Enclosed is our assessment of the CCC's compliance with the procedural steps required by section 801(a)(1)(B)(i) through (iv) of title 5 with respect to the rule. Our review of the procedural steps taken indicates that CCC complied with the applicable requirements.
If you have any questions about this report or wish to contact GAO officials responsible for the evaluation work relating to the subject matter of the rule, please contact Shirley A. Jones, Assistant General Counsel, at (202) 512-8156.
Robert J. Cramer
Managing Associate General Counsel
(i) Cost-benefit analysis
CCC prepared a cost-benefit analysis in conjunction with this interim final rule. For purposes of the analysis, CCC compared the increased EQIP funding against previous levels of EQIP funding.
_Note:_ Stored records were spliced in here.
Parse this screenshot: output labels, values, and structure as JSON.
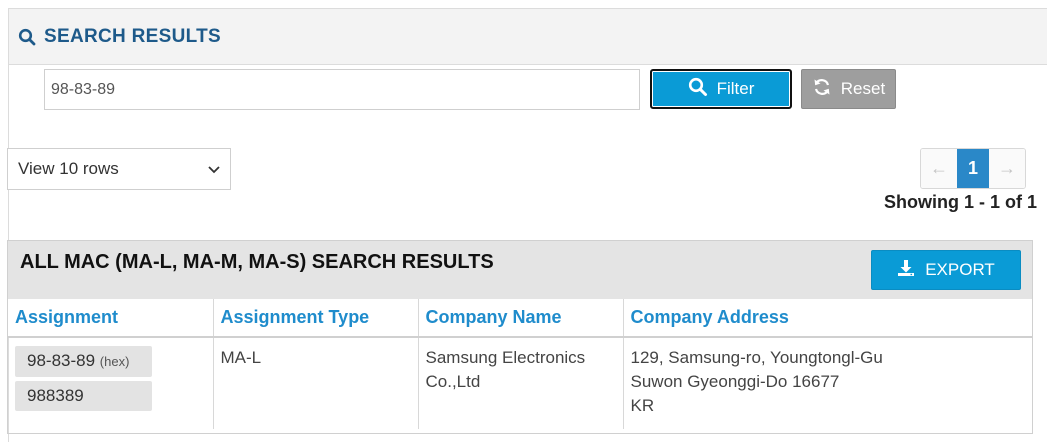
{
  "header": {
    "title": "SEARCH RESULTS",
    "icon": "search-icon"
  },
  "search": {
    "value": "98-83-89",
    "placeholder": ""
  },
  "buttons": {
    "filter": "Filter",
    "reset": "Reset",
    "export": "EXPORT"
  },
  "rows_select": {
    "value": "View 10 rows"
  },
  "pagination": {
    "prev": "←",
    "current": "1",
    "next": "→",
    "showing": "Showing 1 - 1 of 1"
  },
  "results": {
    "title": "ALL MAC (MA-L, MA-M, MA-S) SEARCH RESULTS",
    "columns": [
      "Assignment",
      "Assignment Type",
      "Company Name",
      "Company Address"
    ],
    "rows": [
      {
        "assignment_hex": "98-83-89",
        "hex_suffix": "(hex)",
        "assignment_base16": "988389",
        "type": "MA-L",
        "company_name_line1": "Samsung Electronics",
        "company_name_line2": "Co.,Ltd",
        "address_line1": "129, Samsung-ro, Youngtongl-Gu",
        "address_line2": "Suwon Gyeonggi-Do 16677",
        "address_line3": "KR"
      }
    ]
  },
  "colors": {
    "accent": "#0a9bd6",
    "header_text": "#1e5a8a",
    "column_header": "#1f8ccc",
    "reset": "#9e9e9e"
  }
}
CCC stated that the expanded funding will result in an estimated $10.4 in benefits over the period of FY 2007 to FY 2012, with $0.8 billion attributable to improved animal waste management and $9.6 billion to land treatment. Estimated net benefits for that period were $57 million above total costs. Ultimately, CCC determined that the interim final rule will provide $18 million in additional net benefits due to the expansion of EQIP funds in the 2008 Farm Bill.
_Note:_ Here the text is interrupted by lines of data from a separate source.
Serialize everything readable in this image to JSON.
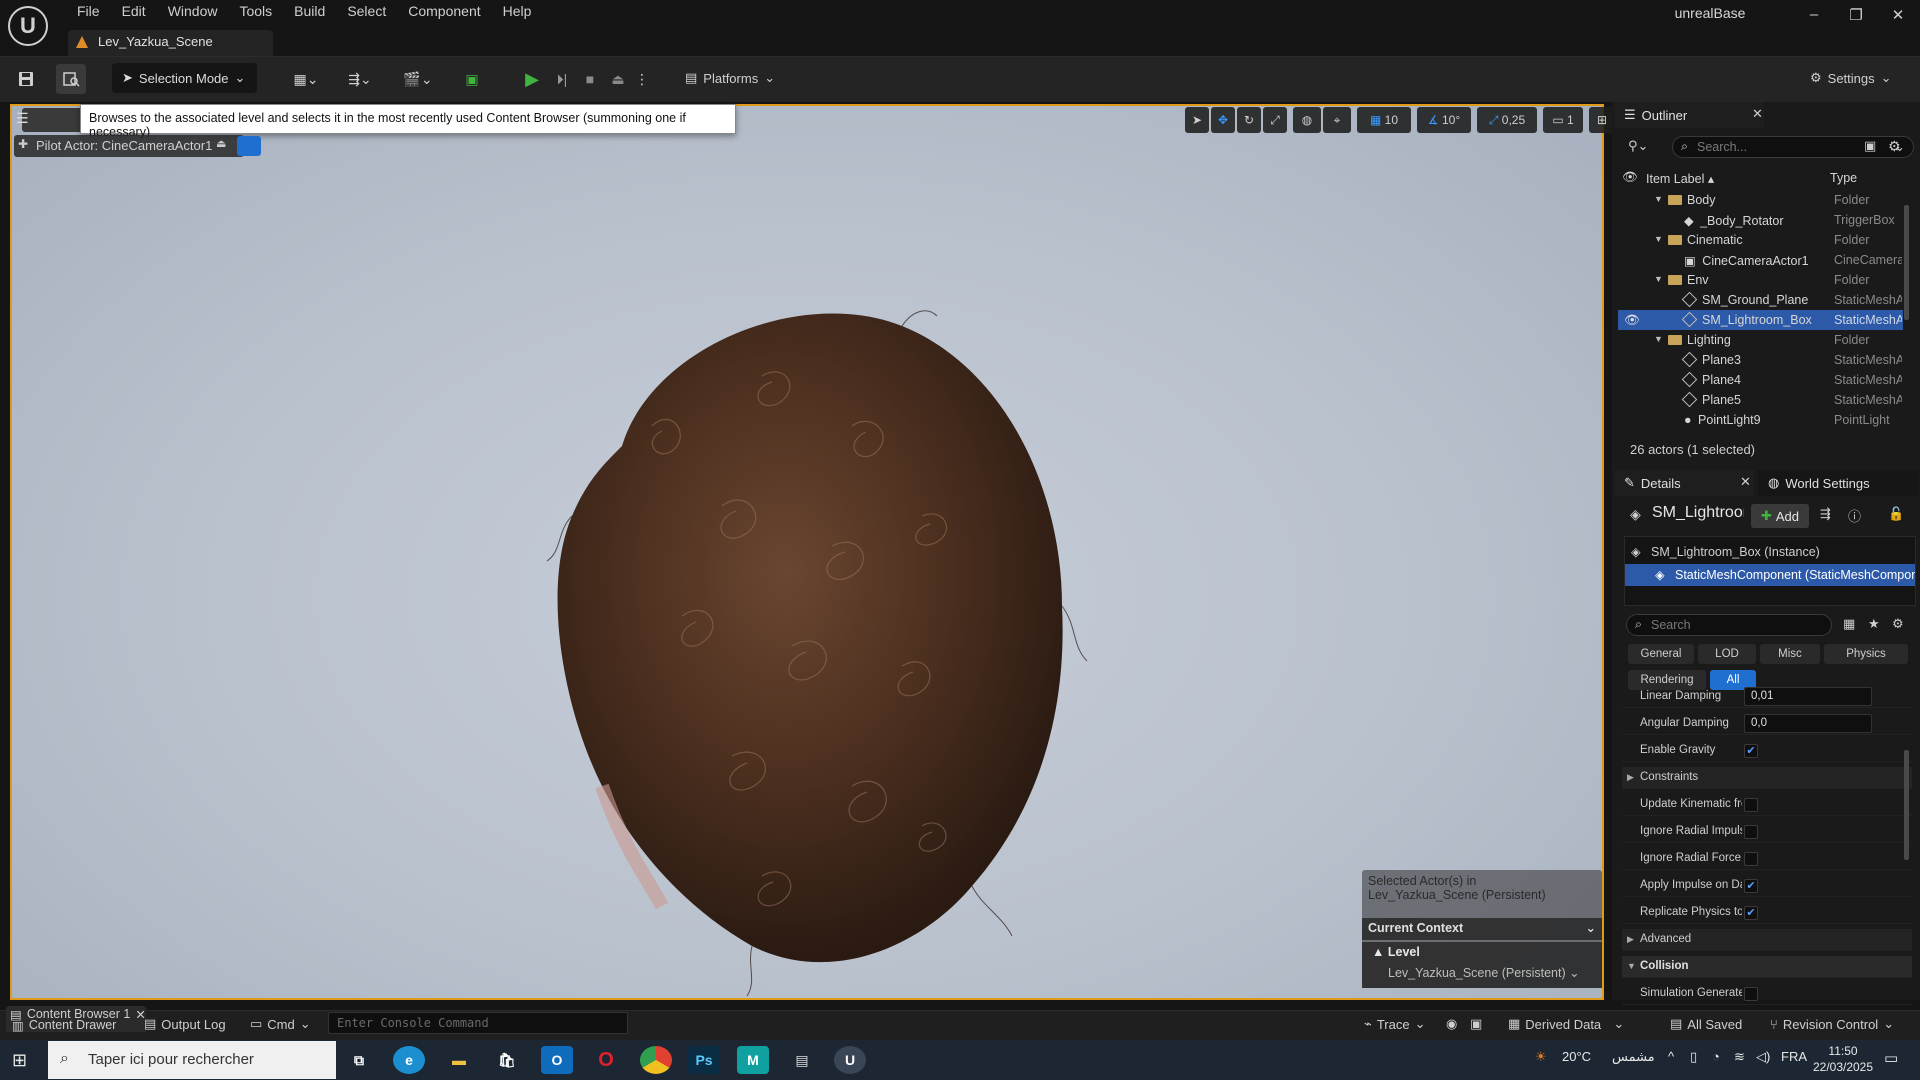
{
  "app": {
    "name": "unrealBase",
    "level_tab": "Lev_Yazkua_Scene",
    "menu": [
      "File",
      "Edit",
      "Window",
      "Tools",
      "Build",
      "Select",
      "Component",
      "Help"
    ],
    "window_controls": [
      "–",
      "❐",
      "✕"
    ]
  },
  "toolbar": {
    "selection_mode": "Selection Mode",
    "platforms": "Platforms",
    "settings": "Settings"
  },
  "viewport": {
    "tooltip": "Browses to the associated level and selects it in the most recently used Content Browser (summoning one if necessary)",
    "pilot_actor": "Pilot Actor: CineCameraActor1",
    "grid_snap": "10",
    "rot_snap": "10°",
    "scale_snap": "0,25",
    "camera_speed": "1",
    "context": {
      "selected_line1": "Selected Actor(s) in",
      "selected_line2": "Lev_Yazkua_Scene (Persistent)",
      "header": "Current Context",
      "level_label": "Level",
      "level_value": "Lev_Yazkua_Scene (Persistent)"
    }
  },
  "outliner": {
    "title": "Outliner",
    "search_placeholder": "Search...",
    "col_label": "Item Label",
    "col_type": "Type",
    "rows": [
      {
        "label": "Body",
        "type": "Folder",
        "kind": "folder",
        "indent": 1
      },
      {
        "label": "_Body_Rotator",
        "type": "TriggerBox",
        "kind": "actor",
        "indent": 2
      },
      {
        "label": "Cinematic",
        "type": "Folder",
        "kind": "folder",
        "indent": 1
      },
      {
        "label": "CineCameraActor1",
        "type": "CineCameraActor",
        "kind": "camera",
        "indent": 2
      },
      {
        "label": "Env",
        "type": "Folder",
        "kind": "folder",
        "indent": 1
      },
      {
        "label": "SM_Ground_Plane",
        "type": "StaticMeshActor",
        "kind": "mesh",
        "indent": 2
      },
      {
        "label": "SM_Lightroom_Box",
        "type": "StaticMeshActor",
        "kind": "mesh",
        "indent": 2,
        "selected": true
      },
      {
        "label": "Lighting",
        "type": "Folder",
        "kind": "folder",
        "indent": 1
      },
      {
        "label": "Plane3",
        "type": "StaticMeshActor",
        "kind": "mesh",
        "indent": 2
      },
      {
        "label": "Plane4",
        "type": "StaticMeshActor",
        "kind": "mesh",
        "indent": 2
      },
      {
        "label": "Plane5",
        "type": "StaticMeshActor",
        "kind": "mesh",
        "indent": 2
      },
      {
        "label": "PointLight9",
        "type": "PointLight",
        "kind": "light",
        "indent": 2
      }
    ],
    "actor_count": "26 actors (1 selected)"
  },
  "details": {
    "tab_title": "Details",
    "world_tab": "World Settings",
    "actor_name": "SM_Lightroom_Box",
    "add_label": "Add",
    "components": [
      {
        "label": "SM_Lightroom_Box (Instance)"
      },
      {
        "label": "StaticMeshComponent (StaticMeshComponent)",
        "selected": true
      }
    ],
    "search_placeholder": "Search",
    "filters": [
      "General",
      "LOD",
      "Misc",
      "Physics",
      "Rendering",
      "All"
    ],
    "active_filter": "All",
    "props": [
      {
        "label": "Linear Damping",
        "kind": "value",
        "value": "0,01"
      },
      {
        "label": "Angular Damping",
        "kind": "value",
        "value": "0,0"
      },
      {
        "label": "Enable Gravity",
        "kind": "check",
        "checked": true
      },
      {
        "label": "Constraints",
        "kind": "category"
      },
      {
        "label": "Update Kinematic from Simulation",
        "kind": "check",
        "checked": false
      },
      {
        "label": "Ignore Radial Impulse",
        "kind": "check",
        "checked": false
      },
      {
        "label": "Ignore Radial Force",
        "kind": "check",
        "checked": false
      },
      {
        "label": "Apply Impulse on Damage",
        "kind": "check",
        "checked": true
      },
      {
        "label": "Replicate Physics to Autonomous Proxy",
        "kind": "check",
        "checked": true
      },
      {
        "label": "Advanced",
        "kind": "category"
      },
      {
        "label": "Collision",
        "kind": "section"
      },
      {
        "label": "Simulation Generates Hit Events",
        "kind": "check",
        "checked": false
      }
    ]
  },
  "statusbar": {
    "content_drawer": "Content Drawer",
    "content_browser_tab": "Content Browser 1",
    "output_log": "Output Log",
    "cmd": "Cmd",
    "console_placeholder": "Enter Console Command",
    "trace": "Trace",
    "derived_data": "Derived Data",
    "all_saved": "All Saved",
    "revision_control": "Revision Control"
  },
  "taskbar": {
    "search_placeholder": "Taper ici pour rechercher",
    "weather": "20°C",
    "weather_text": "مشمس",
    "lang": "FRA",
    "time": "11:50",
    "date": "22/03/2025",
    "apps": [
      "task-view",
      "edge",
      "explorer",
      "store",
      "outlook",
      "opera",
      "chrome",
      "photoshop",
      "maya",
      "tools",
      "unreal"
    ]
  },
  "colors": {
    "accent_blue": "#1f6fd0",
    "viewport_border": "#e09a1a",
    "play_green": "#3fb53f"
  }
}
(ii) Agency actions relevant to the Regulatory Flexibility Act, 5 U.S.C. sections 603-605, 607, and 609
CCC determined that the final rule will not have a significant environmental impact on small entities.
(iii) Agency actions relevant to sections 202-205 of the Unfunded Mandates Reform Act of 1995, 2 U.S.C. sections 1532-1535
CCC determined that the interim final rule will not compel the expenditure of $100 million or more in any one year by any state, local, or tribal governments, or anyone in the private sector.
(iv) Other relevant information or requirements under acts and executive orders
Administrative Procedure Act, 5 U.S.C. sections 551 et seq.
The Administrative Procedure Act generally requires an agency to issue a notice of proposed rulemaking and an opportunity for public comment. 5 U.S.C. sect. 553. Section 2904 of the 2008 Act authorized CCC to promulgate an interim final rule effective upon publication with an opportunity for notice and comment.
Paperwork Reduction Act, 44 U.S.C. sections 3501-3520
The interim final rule was promulgated without regard to the Paperwork Reduction Act, as required by section 2904 of the 2008 Act. Therefore, CCC is not reporting recordkeeping or estimated paperwork burden associated with this interim final rule.
Statutory authorization for the rule
The interim final rule was authorized by the Food, Conservation, and Energy Act of 2008, Pub. L. 110-234, which reauthorized and amended the Environmental Quality Incentives Program, codified at 16 U.S.C. sect. 3839aa et. seq.
Executive Order No. 12,866 (Regulatory Planning and Review)
The interim final rule was determined to be economically significant, and CCC prepared a cost-benefit analysis as required under the Order.
Executive Order No. 13,175 (Consultation and Coordination with Indian Tribal Governments)
CCC determined that the interim final rule will not have a substantial direct effect on tribes, since the regulatory provisions are required by statute and do not impose unreimbursed compliance costs or preempt tribal law. Therefore, CCC determined that consultation with tribal governments was not required.